HCQ was used as pre-exposure prophylaxis against COVID-19 infection in healthcare workers as a study. There were 1294 participants from ages 24-38 with 61% being women. 273 (21.1%) of the participants were healthcare workers but still 83 (6.4%) of them tested positive after duty. This showed that the use of HCQ had no effect on the prevention of the COVID-19 virus.
What made hydroxychloroquine an option used in preventing COVID-19 in the first place? There are typically four phases of a more severe version of COVID-19. The first phase would be the incubation period that has a median of 5.1 days. After that is the second phase which lasts around 5-10 days where flu-like symptoms arise.
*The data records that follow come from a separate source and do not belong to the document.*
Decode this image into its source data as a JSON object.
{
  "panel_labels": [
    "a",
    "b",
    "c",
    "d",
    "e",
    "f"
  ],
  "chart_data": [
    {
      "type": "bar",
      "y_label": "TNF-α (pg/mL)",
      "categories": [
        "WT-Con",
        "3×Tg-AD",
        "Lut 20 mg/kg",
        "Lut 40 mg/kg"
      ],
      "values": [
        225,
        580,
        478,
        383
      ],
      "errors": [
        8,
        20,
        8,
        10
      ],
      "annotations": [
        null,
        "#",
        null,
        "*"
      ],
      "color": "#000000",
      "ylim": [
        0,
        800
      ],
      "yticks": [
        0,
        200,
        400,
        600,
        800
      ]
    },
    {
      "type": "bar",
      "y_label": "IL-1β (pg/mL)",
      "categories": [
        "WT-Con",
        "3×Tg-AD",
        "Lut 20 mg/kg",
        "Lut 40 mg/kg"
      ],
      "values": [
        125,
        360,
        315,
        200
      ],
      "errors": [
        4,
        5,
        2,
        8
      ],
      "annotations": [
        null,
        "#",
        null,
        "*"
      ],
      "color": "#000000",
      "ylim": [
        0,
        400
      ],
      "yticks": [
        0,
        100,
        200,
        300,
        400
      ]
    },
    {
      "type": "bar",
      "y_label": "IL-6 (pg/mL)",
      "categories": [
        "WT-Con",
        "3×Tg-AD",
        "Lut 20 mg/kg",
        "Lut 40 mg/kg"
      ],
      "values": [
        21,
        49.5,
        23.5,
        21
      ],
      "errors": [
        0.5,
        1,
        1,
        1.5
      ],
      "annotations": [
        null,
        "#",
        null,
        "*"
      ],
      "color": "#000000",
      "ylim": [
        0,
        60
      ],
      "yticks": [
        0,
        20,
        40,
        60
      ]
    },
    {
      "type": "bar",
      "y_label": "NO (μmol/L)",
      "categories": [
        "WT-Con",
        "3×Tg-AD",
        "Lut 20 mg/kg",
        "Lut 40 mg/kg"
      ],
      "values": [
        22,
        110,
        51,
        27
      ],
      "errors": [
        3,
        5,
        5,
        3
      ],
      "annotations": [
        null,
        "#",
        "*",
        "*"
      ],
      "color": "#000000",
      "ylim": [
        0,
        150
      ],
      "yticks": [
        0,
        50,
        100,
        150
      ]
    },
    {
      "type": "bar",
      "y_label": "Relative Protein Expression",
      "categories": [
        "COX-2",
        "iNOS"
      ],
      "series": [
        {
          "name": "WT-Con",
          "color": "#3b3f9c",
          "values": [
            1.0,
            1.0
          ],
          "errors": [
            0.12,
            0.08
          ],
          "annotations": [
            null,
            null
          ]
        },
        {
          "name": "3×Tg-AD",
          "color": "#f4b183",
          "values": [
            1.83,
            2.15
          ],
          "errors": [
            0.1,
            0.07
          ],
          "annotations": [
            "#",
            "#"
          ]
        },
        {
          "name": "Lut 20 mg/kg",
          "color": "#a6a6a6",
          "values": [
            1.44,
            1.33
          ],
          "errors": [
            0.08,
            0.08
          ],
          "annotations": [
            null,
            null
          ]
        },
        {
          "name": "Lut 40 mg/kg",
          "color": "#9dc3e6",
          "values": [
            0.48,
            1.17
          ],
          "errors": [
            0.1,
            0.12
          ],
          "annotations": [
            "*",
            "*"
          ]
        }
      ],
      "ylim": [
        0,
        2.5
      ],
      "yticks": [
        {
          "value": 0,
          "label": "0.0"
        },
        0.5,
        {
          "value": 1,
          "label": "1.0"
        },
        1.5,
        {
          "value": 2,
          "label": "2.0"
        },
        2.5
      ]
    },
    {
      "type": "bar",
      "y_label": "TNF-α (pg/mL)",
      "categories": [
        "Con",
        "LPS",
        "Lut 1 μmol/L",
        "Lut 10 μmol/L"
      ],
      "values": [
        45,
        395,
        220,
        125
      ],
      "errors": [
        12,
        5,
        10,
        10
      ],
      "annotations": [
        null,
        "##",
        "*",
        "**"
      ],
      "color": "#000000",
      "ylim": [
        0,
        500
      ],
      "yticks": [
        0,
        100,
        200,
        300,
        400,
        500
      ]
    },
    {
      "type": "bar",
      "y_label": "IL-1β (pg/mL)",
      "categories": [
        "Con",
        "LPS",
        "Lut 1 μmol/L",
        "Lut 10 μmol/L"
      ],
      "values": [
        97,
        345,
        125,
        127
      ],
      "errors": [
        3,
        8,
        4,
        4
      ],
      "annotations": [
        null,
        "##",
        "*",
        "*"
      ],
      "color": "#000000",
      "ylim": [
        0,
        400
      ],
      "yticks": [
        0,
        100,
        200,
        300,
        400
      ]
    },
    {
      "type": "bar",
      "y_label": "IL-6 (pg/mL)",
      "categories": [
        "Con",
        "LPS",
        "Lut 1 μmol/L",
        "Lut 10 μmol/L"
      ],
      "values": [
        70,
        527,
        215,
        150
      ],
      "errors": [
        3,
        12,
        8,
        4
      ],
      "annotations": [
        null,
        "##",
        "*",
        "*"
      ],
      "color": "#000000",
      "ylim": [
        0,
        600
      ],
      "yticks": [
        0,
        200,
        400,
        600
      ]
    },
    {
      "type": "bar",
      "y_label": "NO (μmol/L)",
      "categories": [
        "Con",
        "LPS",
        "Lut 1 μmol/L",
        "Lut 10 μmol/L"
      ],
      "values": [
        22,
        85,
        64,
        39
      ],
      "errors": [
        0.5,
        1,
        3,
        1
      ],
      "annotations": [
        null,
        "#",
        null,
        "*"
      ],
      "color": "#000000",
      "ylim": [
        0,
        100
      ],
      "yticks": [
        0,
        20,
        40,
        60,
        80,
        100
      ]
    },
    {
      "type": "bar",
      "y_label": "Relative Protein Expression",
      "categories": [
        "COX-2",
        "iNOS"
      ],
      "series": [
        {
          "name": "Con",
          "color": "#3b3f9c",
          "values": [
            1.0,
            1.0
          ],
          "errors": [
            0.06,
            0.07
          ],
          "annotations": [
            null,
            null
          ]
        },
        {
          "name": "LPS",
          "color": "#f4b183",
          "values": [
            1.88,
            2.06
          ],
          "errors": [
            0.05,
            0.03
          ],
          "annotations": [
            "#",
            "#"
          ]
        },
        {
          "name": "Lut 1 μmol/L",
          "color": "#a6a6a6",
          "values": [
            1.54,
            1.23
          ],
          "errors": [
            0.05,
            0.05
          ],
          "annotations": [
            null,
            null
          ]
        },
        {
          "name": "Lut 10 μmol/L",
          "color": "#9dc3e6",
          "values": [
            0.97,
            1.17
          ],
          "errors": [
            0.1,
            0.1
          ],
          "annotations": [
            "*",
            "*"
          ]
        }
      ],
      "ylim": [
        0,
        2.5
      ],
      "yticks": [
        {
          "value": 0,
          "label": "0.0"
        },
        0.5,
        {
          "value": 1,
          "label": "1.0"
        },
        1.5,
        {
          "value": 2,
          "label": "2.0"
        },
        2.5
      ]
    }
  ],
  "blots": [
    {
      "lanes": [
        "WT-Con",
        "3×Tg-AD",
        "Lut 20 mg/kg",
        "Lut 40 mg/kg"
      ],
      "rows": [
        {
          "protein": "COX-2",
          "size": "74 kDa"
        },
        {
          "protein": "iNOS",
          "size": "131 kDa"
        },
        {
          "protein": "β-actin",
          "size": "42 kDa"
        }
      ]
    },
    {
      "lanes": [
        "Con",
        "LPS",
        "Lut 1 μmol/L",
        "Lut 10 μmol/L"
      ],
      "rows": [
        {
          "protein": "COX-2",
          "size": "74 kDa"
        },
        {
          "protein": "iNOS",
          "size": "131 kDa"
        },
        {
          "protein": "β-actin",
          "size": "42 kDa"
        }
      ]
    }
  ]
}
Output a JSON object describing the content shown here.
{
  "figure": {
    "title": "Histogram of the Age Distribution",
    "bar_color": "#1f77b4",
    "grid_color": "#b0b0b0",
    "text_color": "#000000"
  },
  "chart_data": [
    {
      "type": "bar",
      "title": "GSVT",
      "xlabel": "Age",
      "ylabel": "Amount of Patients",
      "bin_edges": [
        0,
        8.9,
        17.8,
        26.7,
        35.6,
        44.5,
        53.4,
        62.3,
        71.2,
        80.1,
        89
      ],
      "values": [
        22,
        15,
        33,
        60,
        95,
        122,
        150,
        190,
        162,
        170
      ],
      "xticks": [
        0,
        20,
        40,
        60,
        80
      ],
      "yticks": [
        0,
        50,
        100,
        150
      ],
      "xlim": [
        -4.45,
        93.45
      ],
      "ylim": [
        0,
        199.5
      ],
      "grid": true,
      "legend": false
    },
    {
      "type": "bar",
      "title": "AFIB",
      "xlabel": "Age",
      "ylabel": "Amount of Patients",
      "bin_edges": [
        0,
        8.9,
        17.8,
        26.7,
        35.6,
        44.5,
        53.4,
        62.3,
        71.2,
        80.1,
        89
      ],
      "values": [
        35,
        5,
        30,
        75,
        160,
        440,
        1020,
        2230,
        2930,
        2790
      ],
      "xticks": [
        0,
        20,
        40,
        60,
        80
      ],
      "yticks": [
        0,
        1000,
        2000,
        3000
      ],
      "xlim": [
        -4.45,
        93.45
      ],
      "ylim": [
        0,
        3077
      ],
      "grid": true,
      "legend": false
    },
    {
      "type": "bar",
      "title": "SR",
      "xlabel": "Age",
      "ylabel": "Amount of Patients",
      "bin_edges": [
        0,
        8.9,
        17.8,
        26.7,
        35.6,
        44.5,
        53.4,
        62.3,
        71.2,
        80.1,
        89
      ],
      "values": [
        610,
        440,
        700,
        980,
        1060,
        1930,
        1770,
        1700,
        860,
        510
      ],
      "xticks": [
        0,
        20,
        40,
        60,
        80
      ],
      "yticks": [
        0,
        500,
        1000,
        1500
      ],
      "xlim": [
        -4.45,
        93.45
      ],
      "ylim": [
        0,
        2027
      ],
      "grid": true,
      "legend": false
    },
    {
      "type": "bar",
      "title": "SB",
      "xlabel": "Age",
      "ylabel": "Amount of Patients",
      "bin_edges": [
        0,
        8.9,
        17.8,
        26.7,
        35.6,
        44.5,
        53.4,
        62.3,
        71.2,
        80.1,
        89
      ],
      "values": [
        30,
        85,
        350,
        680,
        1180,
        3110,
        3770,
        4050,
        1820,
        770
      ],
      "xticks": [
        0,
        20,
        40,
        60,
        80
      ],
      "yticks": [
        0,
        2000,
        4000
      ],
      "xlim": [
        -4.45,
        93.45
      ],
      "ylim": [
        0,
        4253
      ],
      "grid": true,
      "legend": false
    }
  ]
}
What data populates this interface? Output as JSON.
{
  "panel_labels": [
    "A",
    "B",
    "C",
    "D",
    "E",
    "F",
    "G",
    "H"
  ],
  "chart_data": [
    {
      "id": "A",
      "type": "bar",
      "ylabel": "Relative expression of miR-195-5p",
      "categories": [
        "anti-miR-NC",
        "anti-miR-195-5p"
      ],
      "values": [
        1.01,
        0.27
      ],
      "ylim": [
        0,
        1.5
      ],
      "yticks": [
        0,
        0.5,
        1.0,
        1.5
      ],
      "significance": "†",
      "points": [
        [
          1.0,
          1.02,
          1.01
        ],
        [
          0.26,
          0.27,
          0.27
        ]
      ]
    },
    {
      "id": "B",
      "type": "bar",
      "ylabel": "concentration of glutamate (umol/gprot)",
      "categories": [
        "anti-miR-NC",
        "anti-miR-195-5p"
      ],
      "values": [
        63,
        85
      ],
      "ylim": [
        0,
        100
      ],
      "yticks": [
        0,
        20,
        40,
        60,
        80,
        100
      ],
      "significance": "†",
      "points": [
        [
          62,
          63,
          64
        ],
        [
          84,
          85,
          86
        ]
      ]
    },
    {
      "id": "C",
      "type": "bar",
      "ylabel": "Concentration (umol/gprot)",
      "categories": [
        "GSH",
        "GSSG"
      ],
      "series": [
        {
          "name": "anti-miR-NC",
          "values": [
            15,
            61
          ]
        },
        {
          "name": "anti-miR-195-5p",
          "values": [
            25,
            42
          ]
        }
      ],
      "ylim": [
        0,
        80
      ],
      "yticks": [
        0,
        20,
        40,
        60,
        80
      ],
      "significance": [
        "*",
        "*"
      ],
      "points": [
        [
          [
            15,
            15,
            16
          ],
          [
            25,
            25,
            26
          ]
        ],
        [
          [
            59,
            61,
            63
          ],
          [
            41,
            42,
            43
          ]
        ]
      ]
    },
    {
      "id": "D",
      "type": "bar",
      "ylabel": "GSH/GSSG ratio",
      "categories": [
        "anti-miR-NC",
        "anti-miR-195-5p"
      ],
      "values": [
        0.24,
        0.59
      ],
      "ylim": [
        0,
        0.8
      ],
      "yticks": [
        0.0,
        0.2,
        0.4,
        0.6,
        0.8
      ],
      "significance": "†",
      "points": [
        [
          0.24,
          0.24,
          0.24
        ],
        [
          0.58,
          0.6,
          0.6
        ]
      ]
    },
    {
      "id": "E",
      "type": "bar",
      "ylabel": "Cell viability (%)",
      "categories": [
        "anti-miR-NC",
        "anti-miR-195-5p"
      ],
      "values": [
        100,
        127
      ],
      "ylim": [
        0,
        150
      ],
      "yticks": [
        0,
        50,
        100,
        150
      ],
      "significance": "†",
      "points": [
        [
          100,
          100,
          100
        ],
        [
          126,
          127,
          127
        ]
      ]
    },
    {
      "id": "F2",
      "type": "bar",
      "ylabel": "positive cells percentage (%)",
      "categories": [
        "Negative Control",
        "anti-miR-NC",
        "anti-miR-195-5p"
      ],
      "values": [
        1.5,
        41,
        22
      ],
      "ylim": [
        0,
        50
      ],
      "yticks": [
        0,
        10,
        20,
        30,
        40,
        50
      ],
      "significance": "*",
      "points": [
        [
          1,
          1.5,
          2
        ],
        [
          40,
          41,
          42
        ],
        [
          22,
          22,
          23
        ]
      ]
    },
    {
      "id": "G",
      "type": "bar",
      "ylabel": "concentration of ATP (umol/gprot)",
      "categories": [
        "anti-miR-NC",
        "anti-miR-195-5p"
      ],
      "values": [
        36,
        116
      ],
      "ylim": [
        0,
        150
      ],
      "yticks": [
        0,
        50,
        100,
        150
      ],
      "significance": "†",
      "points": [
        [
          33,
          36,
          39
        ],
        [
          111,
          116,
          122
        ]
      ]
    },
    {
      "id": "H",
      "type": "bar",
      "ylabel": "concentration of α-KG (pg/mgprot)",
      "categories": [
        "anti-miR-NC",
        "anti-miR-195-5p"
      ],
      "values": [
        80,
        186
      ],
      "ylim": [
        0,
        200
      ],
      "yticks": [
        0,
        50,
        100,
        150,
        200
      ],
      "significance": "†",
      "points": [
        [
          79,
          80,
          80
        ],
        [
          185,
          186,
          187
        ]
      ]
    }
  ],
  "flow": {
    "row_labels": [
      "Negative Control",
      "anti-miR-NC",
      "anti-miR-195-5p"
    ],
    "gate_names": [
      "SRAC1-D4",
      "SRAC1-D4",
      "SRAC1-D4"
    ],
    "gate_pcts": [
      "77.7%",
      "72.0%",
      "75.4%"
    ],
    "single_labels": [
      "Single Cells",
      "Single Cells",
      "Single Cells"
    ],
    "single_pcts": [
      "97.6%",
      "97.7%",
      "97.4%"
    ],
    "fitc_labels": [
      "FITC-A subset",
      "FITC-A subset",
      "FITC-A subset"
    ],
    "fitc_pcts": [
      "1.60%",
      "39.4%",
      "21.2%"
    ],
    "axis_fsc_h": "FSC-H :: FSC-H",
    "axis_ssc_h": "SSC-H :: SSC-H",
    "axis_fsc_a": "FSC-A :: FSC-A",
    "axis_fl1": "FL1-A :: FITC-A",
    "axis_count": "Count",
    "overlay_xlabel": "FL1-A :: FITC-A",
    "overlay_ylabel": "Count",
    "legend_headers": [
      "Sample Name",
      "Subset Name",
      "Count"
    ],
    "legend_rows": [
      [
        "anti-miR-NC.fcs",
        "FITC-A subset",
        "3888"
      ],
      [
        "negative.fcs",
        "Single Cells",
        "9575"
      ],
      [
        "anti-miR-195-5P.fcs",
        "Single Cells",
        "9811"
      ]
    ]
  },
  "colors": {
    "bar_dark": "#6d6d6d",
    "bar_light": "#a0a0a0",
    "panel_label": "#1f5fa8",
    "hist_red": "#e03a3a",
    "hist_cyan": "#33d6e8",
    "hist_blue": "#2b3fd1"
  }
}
These include, fever, cough, muscle pain/soreness, fatigue, nausea, and diarrhea. Up until the second phase, the severity of the illness can be considered normal. After the second phase, there is normally a progression to a hyperinflammatory acute respiratory distress syndrome (ARDS). ARDS is a life-threatening lung injury that makes breathing difficult. As the second phase progresses onto the third phase, ARDS causes dyspnea, tachypnea, and sometimes hypoxemia making a person extremely out of breath and in need for hospital care. During this third phase, a person affected severely of COVID-19 will normally have high fevers with elevated inflammatory markers and progressive formation of organ failure. For some of these severe cases of COVID-19, effective treatments were desperately needed.
From data of previous epidemics, HCQ have been widely used around the world for Ebola, H7N9 influenza, and SARS virus infection. HCQ has been used to treat a number of auto-immune diseases by raising intracellular pH and affect endosomal activity. However, in the case of COVID-19, HCQ has no positive effect in preventing the coronavirus and may even cause more harm to our bodies.
As an immunosuppressive drug, it made sense to give HCQ to patients with early onset of COVID-19 and as a pre-exposure prophylaxis. HCQ impacts cytokine production and suppresses antigen presentation. The medication was used in various ways: as an oral medication by itself to take before contracting COVID-19, taking it after contracting COVID-19, and combined therapy with azithromycin. None of these ways had a surprising result in preventing COVID-19 or with helping a person recover. It was then believed that the impact of cytokine production and suppression of antigen presentation may cause immunologic consequences resulting in the hampering of the innate and adaptive antiviral immune response, possible making it more dangerous with patients with COVID-19. It has been determined that HCQ is not suitable for the treatment of COVID-19.
The process of proving HCQ effectiveness in fighting COVID-19 can be related to AP Biology because of the way the medication works with the immune system. Hydroxychloroquine is a medication that can raise intracellular pH and affect endosomal activity. Acidity of cell pH and endosomes are topics that we learned first quarter. In relation to the second quarter, HCQ is a immunosuppressive drug known to impact cytokine production and antigen presentation. Cytokines and antigens are part of the innate and adaptive immune system that we learned about recently.